Leadership and Strategy in a Changing World

Planning for an Uncertain Future

Strategy is built on an anticipation of the future operating environment. This maxim is true for businesses as well as governments. A strategy is an inherently forward-looking artifact that sits on top of a variety of assumptions about the future behavior of customers, competitors, and suppliers, as well as regulation, risk, and market dynamics. These assumptions extend as far into the future as the strategy timeline—a three-year strategy is making assumptions about the next three years, while a five- or ten-year strategy looks farther into the future.

One of my central observations resulting from my experience working on strategy development with a variety of private- and public-sector organizations throughout my career is that most organizations spend a disproportionately small amount of time and energy identifying and validating these key assumptions. Some organizations are only tangentially aware that they are even making assumptions about the future. The majority of time and resources are spent focusing on the entity developing strategy—what are we going to do, to whom, how, and when. These are important questions, to be sure, and must be understood and addressed in order to build an effective strategy.

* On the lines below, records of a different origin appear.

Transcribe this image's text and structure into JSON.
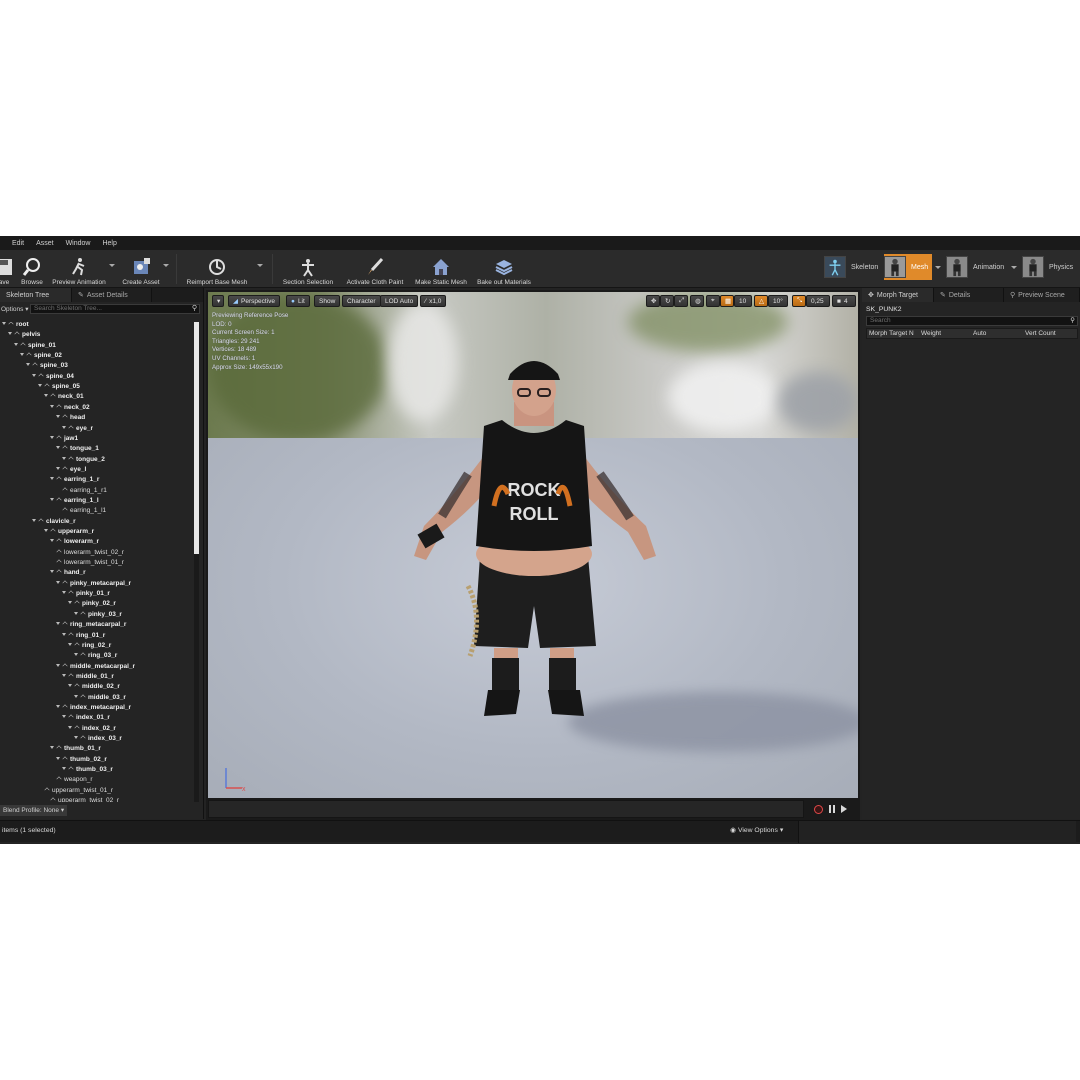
{
  "menu": [
    "Edit",
    "Asset",
    "Window",
    "Help"
  ],
  "toolbar": {
    "buttons": [
      {
        "label": "ave",
        "icon": "save-icon"
      },
      {
        "label": "Browse",
        "icon": "browse-icon"
      },
      {
        "label": "Preview Animation",
        "icon": "running-figure-icon"
      },
      {
        "label": "Create Asset",
        "icon": "create-asset-icon"
      },
      {
        "label": "Reimport Base Mesh",
        "icon": "reimport-icon"
      },
      {
        "label": "Section Selection",
        "icon": "section-selection-icon"
      },
      {
        "label": "Activate Cloth Paint",
        "icon": "brush-icon"
      },
      {
        "label": "Make Static Mesh",
        "icon": "house-icon"
      },
      {
        "label": "Bake out Materials",
        "icon": "layers-icon"
      }
    ],
    "modes": [
      {
        "label": "Skeleton"
      },
      {
        "label": "Mesh",
        "active": true
      },
      {
        "label": "Animation"
      },
      {
        "label": "Physics"
      }
    ]
  },
  "left_panel": {
    "tabs": [
      "Skeleton Tree",
      "Asset Details"
    ],
    "options_label": "Options",
    "search_placeholder": "Search Skeleton Tree...",
    "blend_profile": "Blend Profile: None",
    "bones": [
      {
        "name": "root",
        "bold": true
      },
      {
        "name": "pelvis",
        "bold": true
      },
      {
        "name": "spine_01",
        "bold": true
      },
      {
        "name": "spine_02",
        "bold": true
      },
      {
        "name": "spine_03",
        "bold": true
      },
      {
        "name": "spine_04",
        "bold": true
      },
      {
        "name": "spine_05",
        "bold": true
      },
      {
        "name": "neck_01",
        "bold": true
      },
      {
        "name": "neck_02",
        "bold": true
      },
      {
        "name": "head",
        "bold": true
      },
      {
        "name": "eye_r",
        "bold": true
      },
      {
        "name": "jaw1",
        "bold": true
      },
      {
        "name": "tongue_1",
        "bold": true
      },
      {
        "name": "tongue_2",
        "bold": true
      },
      {
        "name": "eye_l",
        "bold": true
      },
      {
        "name": "earring_1_r",
        "bold": true
      },
      {
        "name": "earring_1_r1",
        "bold": false
      },
      {
        "name": "earring_1_l",
        "bold": true
      },
      {
        "name": "earring_1_l1",
        "bold": false
      },
      {
        "name": "clavicle_r",
        "bold": true
      },
      {
        "name": "upperarm_r",
        "bold": true
      },
      {
        "name": "lowerarm_r",
        "bold": true
      },
      {
        "name": "lowerarm_twist_02_r",
        "bold": false
      },
      {
        "name": "lowerarm_twist_01_r",
        "bold": false
      },
      {
        "name": "hand_r",
        "bold": true
      },
      {
        "name": "pinky_metacarpal_r",
        "bold": true
      },
      {
        "name": "pinky_01_r",
        "bold": true
      },
      {
        "name": "pinky_02_r",
        "bold": true
      },
      {
        "name": "pinky_03_r",
        "bold": true
      },
      {
        "name": "ring_metacarpal_r",
        "bold": true
      },
      {
        "name": "ring_01_r",
        "bold": true
      },
      {
        "name": "ring_02_r",
        "bold": true
      },
      {
        "name": "ring_03_r",
        "bold": true
      },
      {
        "name": "middle_metacarpal_r",
        "bold": true
      },
      {
        "name": "middle_01_r",
        "bold": true
      },
      {
        "name": "middle_02_r",
        "bold": true
      },
      {
        "name": "middle_03_r",
        "bold": true
      },
      {
        "name": "index_metacarpal_r",
        "bold": true
      },
      {
        "name": "index_01_r",
        "bold": true
      },
      {
        "name": "index_02_r",
        "bold": true
      },
      {
        "name": "index_03_r",
        "bold": true
      },
      {
        "name": "thumb_01_r",
        "bold": true
      },
      {
        "name": "thumb_02_r",
        "bold": true
      },
      {
        "name": "thumb_03_r",
        "bold": true
      },
      {
        "name": "weapon_r",
        "bold": false
      },
      {
        "name": "upperarm_twist_01_r",
        "bold": false
      },
      {
        "name": "upperarm_twist_02_r",
        "bold": false
      }
    ]
  },
  "viewport": {
    "buttons": {
      "perspective": "Perspective",
      "lit": "Lit",
      "show": "Show",
      "character": "Character",
      "lod": "LOD Auto",
      "speed": "x1,0",
      "grid": "10",
      "angle": "10°",
      "scale": "0,25",
      "camera": "4"
    },
    "info": [
      "Previewing Reference Pose",
      "LOD: 0",
      "Current Screen Size: 1",
      "Triangles: 29 241",
      "Vertices: 18 489",
      "UV Channels: 1",
      "Approx Size: 149x55x190"
    ]
  },
  "right_panel": {
    "tabs": [
      "Morph Target",
      "Details",
      "Preview Scene"
    ],
    "asset_name": "SK_PUNK2",
    "search_placeholder": "Search",
    "columns": [
      "Morph Target N",
      "Weight",
      "Auto",
      "Vert Count"
    ]
  },
  "status": {
    "items_text": "items (1 selected)",
    "view_options": "View Options"
  },
  "colors": {
    "accent": "#e08a2a",
    "panel": "#242424",
    "toolbar": "#2b2b2b"
  }
}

However, when we study cases where business or government strategy has failed, of which there are many, we see that strategy fails more often because it is built on an incorrect understanding of the future operating environment then because of a bad plan. Leaders who have elevated themselves to the position where they are making strategic decisions tend to have a firm understanding of their organization, industry, and market. These people know what they are doing and develop solid plans, but those plans tend to unconsciously discount the possibility of significant change in the future. Most strategy is developed on the basis that the future will look similar to now. We project more growth, more apps, and more continuation of existing trend lines, but very rarely do organizations step back and truly invest energy and resources to understand the future operating environment in the robust fashion needed to make more deliberate and informed assumptions.

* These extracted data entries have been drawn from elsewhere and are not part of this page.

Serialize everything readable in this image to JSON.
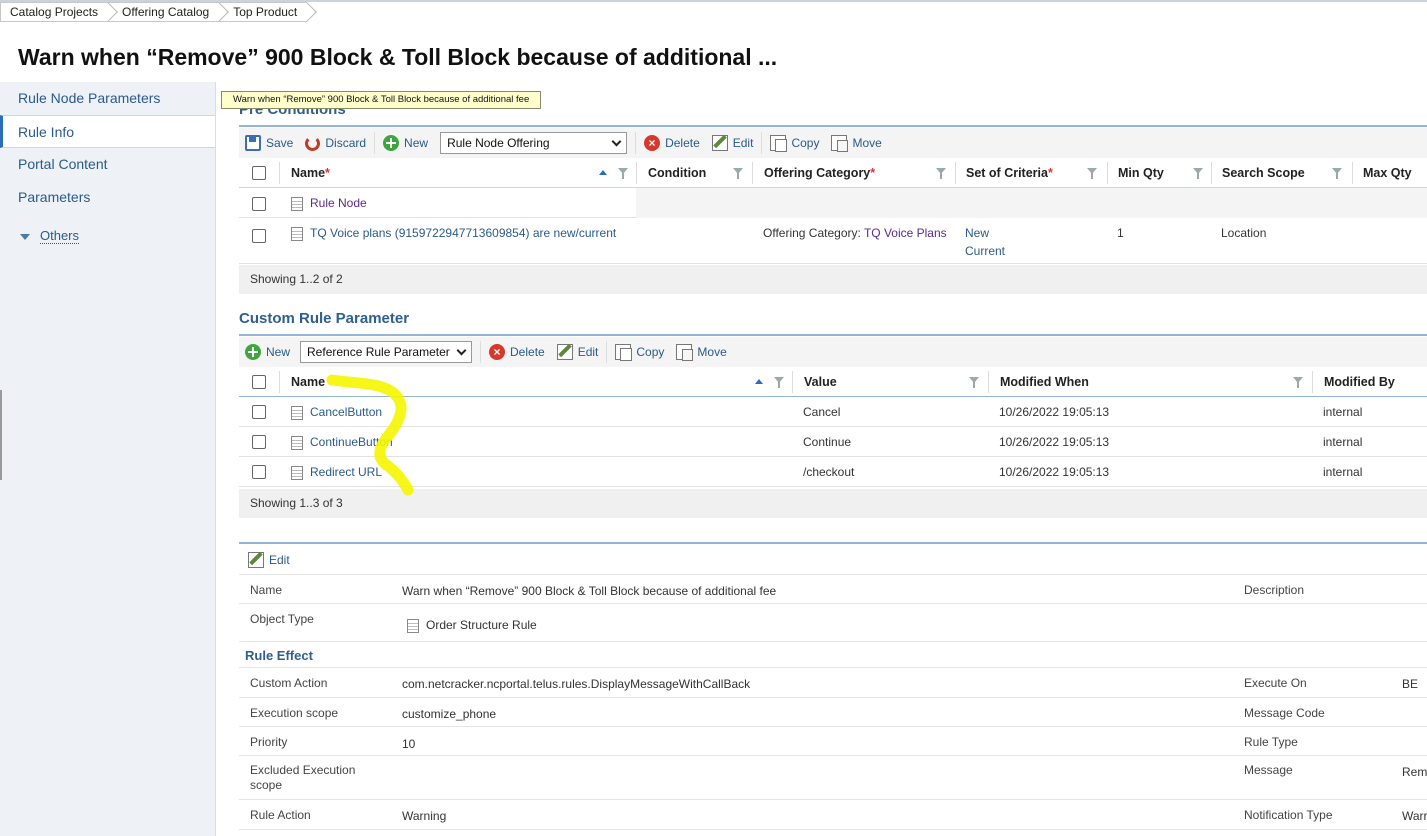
{
  "breadcrumb": [
    "Catalog Projects",
    "Offering Catalog",
    "Top Product"
  ],
  "page_title": "Warn when “Remove” 900 Block & Toll Block because of additional ...",
  "tooltip": "Warn when “Remove” 900 Block & Toll Block because of additional fee",
  "sidebar": {
    "items": [
      {
        "label": "Rule Node Parameters"
      },
      {
        "label": "Rule Info",
        "active": true
      },
      {
        "label": "Portal Content"
      },
      {
        "label": "Parameters"
      }
    ],
    "others": "Others"
  },
  "pre_conditions": {
    "title": "Pre Conditions",
    "toolbar": {
      "save": "Save",
      "discard": "Discard",
      "new": "New",
      "select": "Rule Node Offering",
      "delete": "Delete",
      "edit": "Edit",
      "copy": "Copy",
      "move": "Move"
    },
    "columns": [
      "Name",
      "Condition",
      "Offering Category",
      "Set of Criteria",
      "Min Qty",
      "Search Scope",
      "Max Qty"
    ],
    "rows": [
      {
        "name": "Rule Node",
        "condition": "",
        "offering_category_prefix": "",
        "offering_category_link": "",
        "criteria": [
          "",
          ""
        ],
        "min_qty": "",
        "scope": ""
      },
      {
        "name": "TQ Voice plans (915972294771​3609854) are new/current",
        "condition": "",
        "offering_category_prefix": "Offering Category: ",
        "offering_category_link": "TQ Voice Plans",
        "criteria": [
          "New",
          "Current"
        ],
        "min_qty": "1",
        "scope": "Location"
      }
    ],
    "footer": "Showing 1..2 of 2"
  },
  "custom_rule": {
    "title": "Custom Rule Parameter",
    "toolbar": {
      "new": "New",
      "select": "Reference Rule Parameter",
      "delete": "Delete",
      "edit": "Edit",
      "copy": "Copy",
      "move": "Move"
    },
    "columns": [
      "Name",
      "Value",
      "Modified When",
      "Modified By"
    ],
    "rows": [
      {
        "name": "CancelButton",
        "value": "Cancel",
        "when": "10/26/2022 19:05:13",
        "by": "internal"
      },
      {
        "name": "ContinueButton",
        "value": "Continue",
        "when": "10/26/2022 19:05:13",
        "by": "internal"
      },
      {
        "name": "Redirect URL",
        "value": "/checkout",
        "when": "10/26/2022 19:05:13",
        "by": "internal"
      }
    ],
    "footer": "Showing 1..3 of 3"
  },
  "details": {
    "edit": "Edit",
    "name_label": "Name",
    "name_value": "Warn when “Remove” 900 Block & Toll Block because of additional fee",
    "description_label": "Description",
    "object_type_label": "Object Type",
    "object_type_value": "Order Structure Rule",
    "rule_effect": "Rule Effect",
    "custom_action_label": "Custom Action",
    "custom_action_value": "com.netcracker.ncportal.telus.rules.DisplayMessageWithCallBack",
    "execute_on_label": "Execute On",
    "execute_on_value": "BE",
    "execution_scope_label": "Execution scope",
    "execution_scope_value": "customize_phone",
    "message_code_label": "Message Code",
    "priority_label": "Priority",
    "priority_value": "10",
    "rule_type_label": "Rule Type",
    "excluded_label_1": "Excluded Execution",
    "excluded_label_2": "scope",
    "message_label": "Message",
    "message_value": "Rem",
    "rule_action_label": "Rule Action",
    "rule_action_value": "Warning",
    "notification_type_label": "Notification Type",
    "notification_type_value": "Warr"
  },
  "colors": {
    "accent": "#2e5f8e",
    "highlight": "#f5f500",
    "link": "#2a5a8a"
  }
}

Organizations must understand and evaluate technological, socioeconomic, and geopolitical forces in order to build accurate assumptions. We live in a world of increasingly rapid change, which is a function of both technology and globalization. Technology, namely the computing revolution and associated modeling and simulation technologies, has completely changed the innovation paradigm, allowing for shortening cycles between major developments. Globalization has connected industries and markets to an extent never seen before, which means that disruption in one region or industry spreads horizontally to other regions and industries to a far greater extent than ever before.

Joseph Kopser and I wrote Catalyst: Leadership and Strategy in a Changing World to help professionals both understand the evolving nature of leadership and strategy development in an environment of rapid change, and identify several of the technological and socioeconomic forces that we anticipate will drive structural change. These forces, along with an accurate understanding of the future geopolitical environment, must be accounted for during the strategy development process:

Cities: World populations are increasingly moving to urban centers, dramatically increasing population densities in cities worldwide. The result of these pressures is more large cities and mega-cities worldwide, which creates a new set of transportation, sanitation, and infrastructure requirements for cities, and changes market dynamics for companies. New technologies, processes, products, and engineering solutions will be created to address the unique issues resulting from the unprecedented rate and scale of urbanization that is happening now.

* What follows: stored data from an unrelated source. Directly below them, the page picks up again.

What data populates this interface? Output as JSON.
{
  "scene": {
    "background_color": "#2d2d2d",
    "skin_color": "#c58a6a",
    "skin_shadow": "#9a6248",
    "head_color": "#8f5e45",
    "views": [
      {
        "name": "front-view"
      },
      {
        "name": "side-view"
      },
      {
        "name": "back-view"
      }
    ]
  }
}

Work: Declining birth rates in developed economies are leading to aging and shrinking populations on a sustained basis for the first time since the Black Death in the 14th century. This impacts consumption patterns and service requirements, and skews social systems based on having many workers available to support each retiree. Machine learning and AI technologies are nearing an inflection point, which allows software and robotics to replace workers in more advanced roles than ever before. The convergence of these factors will impact all developed-world citizens, companies who employ people and sell goods, and governments at all levels.

Manufacturing:The continued development and eventual widespread adoption of 3D printing will change the shape of global trade. A significant portion of global shipping is predicated on the low-end manufacturing model, where simple items (door hinges) and subcomponents for more complex products (iPhones) are produced wherever in the world they can be made most cheaply, then shipped to an assembly facility or directly to consumer markets. Additive manufacturing will decrease the cost variance between manufacturing items locally and in developing markets, incentivizing more localized or regionalized manufacturing.

Power: Renewable energy is nearing an inflection point where it will be cheaper in many use cases than traditional power. This is not a result of politics, wishful thinking, or government subsidies – it is the result of the billions of dollars that are being poured into battery technology innovation by Tesla and others who are developing electric vehicles. Effective grid storage batteries fundamentally change the cost dynamics of power generation. When unsubsidized solar and wind power becomes cheaper than traditional coal, gas, and nuclear power, the calculus for a variety of economic and policy decisions will shift significantly, with global effects.

Machine learning, augmented reality, health technology, and blockchain:These technologies are nearing inflection points which we anticipate will have broad, system-wide impacts. While many interesting technologies are introduced each year, we are focused on those that affect basic human needs and interaction protocols. Machine learning and inference-based software drives a reinvention of technology tools as significant as the introduction of the internet in the 1990s. Augmented reality brings the digital world into the real world, creating a new application layer and putting additional pressure on the value of skilled labor. Health technology enables longer life, greater productivity later in life, and enhances human capability. Blockchain provides a distributed trust mechanism that facilitates new types of digital interactions between people.

Catalyst is a call to action for organizations to be more proactive and deliberate about building an informed picture of the future when building strategy. We will see an amazing amount of technological, socioeconomic, and geopolitical change in the next 20 years, which will create opportunities and risks for all types of organizations.